Current supplied to cells of electrochemical plants, with particular reference to metal electrowinning or electrorefining plants, may be apportioned to the individual cell electrodes in a very diverse and inhomogeneous way, negatively affecting the production. This kind of phenomena can take place due to a number of different reasons. For instance, in the particular case of metal electrowinning or electrorefining plants, the negatively polarised electrodes (cathodes) are frequently withdrawn from their seats in order to allow harvesting the product deposited thereon, to be put back in place later on for a subsequent production cycle. This frequent handling, which is generally carried out on a very high number of cathodes, often brings about an imperfect repositioning on the bus-bars and far from perfect electrical contacts, also due to the possible formation of scales on the relevant seats. It is also possible that product deposition take place in an irregular fashion on the electrode, with formation of product mass gradients altering the profile of cathode surfaces. When this occurs, a condition of electrical disequilibrium is established due to the anode-to-cathode gap which in fact is not constant anymore along the whole surface: the electrical resistance, which is a function of the gap between each anode-cathode pair, becomes variable worsening the problem of unevenness in current distribution.
Current can thus be apportioned to each electrode in different amounts, both due to bad electrical contacts of the electrodes themselves with the current collecting bus-bars and to the alteration of the cathode surface profile. Moreover, even the simple anode wear may affect current distribution.
These inhomogeneities in current distribution can lead to anode-cathode short-circuiting phenomena. In the event of a short-circuiting, current tends to concentrate on the short-circuited cathode subtracting current to the remaining cathodes and seriously hampering production, which cannot be restored before the short-circuited cathode is disconnected from the cell.
Furthermore, an irregular current distribution, besides provoking a loss in quality and production capacity as mentioned above, would challenge the integrity and lifetime of anodes of modern conception manufactured out of titanium meshes.

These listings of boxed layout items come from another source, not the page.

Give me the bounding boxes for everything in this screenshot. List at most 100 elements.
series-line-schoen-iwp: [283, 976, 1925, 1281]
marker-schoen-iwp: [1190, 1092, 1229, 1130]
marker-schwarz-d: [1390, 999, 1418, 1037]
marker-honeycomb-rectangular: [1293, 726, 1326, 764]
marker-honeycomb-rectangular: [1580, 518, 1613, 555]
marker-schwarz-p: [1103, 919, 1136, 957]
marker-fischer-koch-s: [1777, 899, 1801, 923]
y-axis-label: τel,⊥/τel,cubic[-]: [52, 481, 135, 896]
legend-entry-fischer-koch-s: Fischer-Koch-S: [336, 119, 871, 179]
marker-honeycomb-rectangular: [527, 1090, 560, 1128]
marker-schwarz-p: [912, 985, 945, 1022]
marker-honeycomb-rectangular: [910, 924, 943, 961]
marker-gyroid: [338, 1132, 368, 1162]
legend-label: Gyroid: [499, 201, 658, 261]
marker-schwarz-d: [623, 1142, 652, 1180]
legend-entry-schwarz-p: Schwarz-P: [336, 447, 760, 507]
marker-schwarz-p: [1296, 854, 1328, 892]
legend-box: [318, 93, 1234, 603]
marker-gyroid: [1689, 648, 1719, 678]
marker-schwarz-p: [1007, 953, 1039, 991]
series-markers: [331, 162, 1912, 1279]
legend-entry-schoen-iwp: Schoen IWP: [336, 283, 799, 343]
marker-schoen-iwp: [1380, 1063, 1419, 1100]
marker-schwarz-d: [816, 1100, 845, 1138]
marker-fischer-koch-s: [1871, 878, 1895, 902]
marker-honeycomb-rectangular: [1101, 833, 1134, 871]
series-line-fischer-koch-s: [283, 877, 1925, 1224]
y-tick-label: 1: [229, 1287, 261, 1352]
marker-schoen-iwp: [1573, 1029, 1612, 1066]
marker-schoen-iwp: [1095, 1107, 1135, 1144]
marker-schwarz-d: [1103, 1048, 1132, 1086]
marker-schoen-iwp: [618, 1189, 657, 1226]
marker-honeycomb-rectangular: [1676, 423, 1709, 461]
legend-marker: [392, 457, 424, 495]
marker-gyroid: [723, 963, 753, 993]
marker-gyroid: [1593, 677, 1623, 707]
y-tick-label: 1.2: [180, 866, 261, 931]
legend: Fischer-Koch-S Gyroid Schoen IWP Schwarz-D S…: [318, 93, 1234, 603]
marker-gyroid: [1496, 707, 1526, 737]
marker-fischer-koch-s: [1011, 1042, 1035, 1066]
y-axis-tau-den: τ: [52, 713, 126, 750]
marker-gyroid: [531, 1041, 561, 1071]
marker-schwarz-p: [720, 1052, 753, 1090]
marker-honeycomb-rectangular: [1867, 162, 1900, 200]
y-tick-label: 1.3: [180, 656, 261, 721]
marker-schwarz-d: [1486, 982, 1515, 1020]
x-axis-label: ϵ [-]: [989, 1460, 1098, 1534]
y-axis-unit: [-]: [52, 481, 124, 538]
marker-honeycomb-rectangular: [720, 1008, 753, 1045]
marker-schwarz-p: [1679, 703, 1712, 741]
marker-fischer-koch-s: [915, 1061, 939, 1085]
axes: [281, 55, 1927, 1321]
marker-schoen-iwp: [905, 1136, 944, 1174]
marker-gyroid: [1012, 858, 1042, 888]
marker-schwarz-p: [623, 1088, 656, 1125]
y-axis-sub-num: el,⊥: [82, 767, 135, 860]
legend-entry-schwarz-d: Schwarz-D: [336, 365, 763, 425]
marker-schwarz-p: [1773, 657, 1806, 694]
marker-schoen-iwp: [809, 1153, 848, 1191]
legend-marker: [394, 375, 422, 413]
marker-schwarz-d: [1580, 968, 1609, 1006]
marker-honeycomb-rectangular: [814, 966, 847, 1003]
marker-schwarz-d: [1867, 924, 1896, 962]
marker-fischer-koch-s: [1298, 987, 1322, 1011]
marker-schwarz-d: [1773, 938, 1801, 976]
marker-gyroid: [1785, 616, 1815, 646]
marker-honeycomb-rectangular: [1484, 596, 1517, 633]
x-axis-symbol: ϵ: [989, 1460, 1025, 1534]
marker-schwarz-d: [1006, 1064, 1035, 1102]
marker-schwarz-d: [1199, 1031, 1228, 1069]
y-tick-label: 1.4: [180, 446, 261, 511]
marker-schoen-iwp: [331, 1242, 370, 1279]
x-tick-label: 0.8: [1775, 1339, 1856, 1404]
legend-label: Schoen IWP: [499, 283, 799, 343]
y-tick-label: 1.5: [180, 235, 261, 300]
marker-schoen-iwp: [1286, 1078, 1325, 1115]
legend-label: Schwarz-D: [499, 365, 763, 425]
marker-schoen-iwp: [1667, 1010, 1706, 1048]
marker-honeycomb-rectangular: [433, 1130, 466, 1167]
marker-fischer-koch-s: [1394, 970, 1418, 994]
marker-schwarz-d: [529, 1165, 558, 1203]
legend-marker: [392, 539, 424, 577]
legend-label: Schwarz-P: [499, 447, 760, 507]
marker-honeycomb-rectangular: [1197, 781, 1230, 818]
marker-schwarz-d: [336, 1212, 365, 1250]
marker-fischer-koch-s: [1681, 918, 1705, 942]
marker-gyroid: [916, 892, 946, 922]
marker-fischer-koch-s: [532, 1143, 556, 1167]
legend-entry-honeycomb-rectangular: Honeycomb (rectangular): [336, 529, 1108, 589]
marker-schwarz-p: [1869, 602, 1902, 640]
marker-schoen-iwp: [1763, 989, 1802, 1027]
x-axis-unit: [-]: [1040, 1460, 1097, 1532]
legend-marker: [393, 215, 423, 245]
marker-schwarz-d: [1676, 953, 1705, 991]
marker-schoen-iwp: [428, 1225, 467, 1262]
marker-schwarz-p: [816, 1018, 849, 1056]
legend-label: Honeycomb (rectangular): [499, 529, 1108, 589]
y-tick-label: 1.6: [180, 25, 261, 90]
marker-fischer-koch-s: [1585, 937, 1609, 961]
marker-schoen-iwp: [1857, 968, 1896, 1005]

In industrial plants, given the high number of cells and electrodes that are present, the task of spotting irregularities in current distribution is a very complex one. Such a detection involves in fact thousands of manual measurements, carried out by operators by means of infrared or magnetic detectors. In the specific case of metal electrowinning or electrorefining plants, operators execute such detections in a very warm environment and in the presence of acid mists, mainly containing sulphuric acid.
Moreover, conventional manual elements used by operators, such as gaussmeters or instruments with infrared sensors, allow locating only big current distribution disequilibria, since what they really detect are unbalances associated with magnetic field or temperature variations.
These manual or semi-manual systems have the disadvantage of not working in continuous, only allowing to execute occasional checks, besides being very expensive.
There are known wireless systems for cell monitoring that, although being permanent and operating in continuous, can only detect voltage and temperature variations for each cell and not for each single electrode. For the above explained reasons, this information is scarcely accurate and globally insufficient. Moreover, there are developmental projects aiming at the continuous detection of current supplied to individual cathodes by fixed current sensors relying on Hall effect: such sensors are active components requiring a big size external power supply, for instance a large set of batteries.
Systems based on magnetic sensors are also known, however they do not offer a sufficient accuracy of measurement.
For these reasons, there exist the need by the industry of a technically and economically viable system for permanently and continuously monitoring current distribution in all electrodes installed in an electrowinning or electrorefining plant.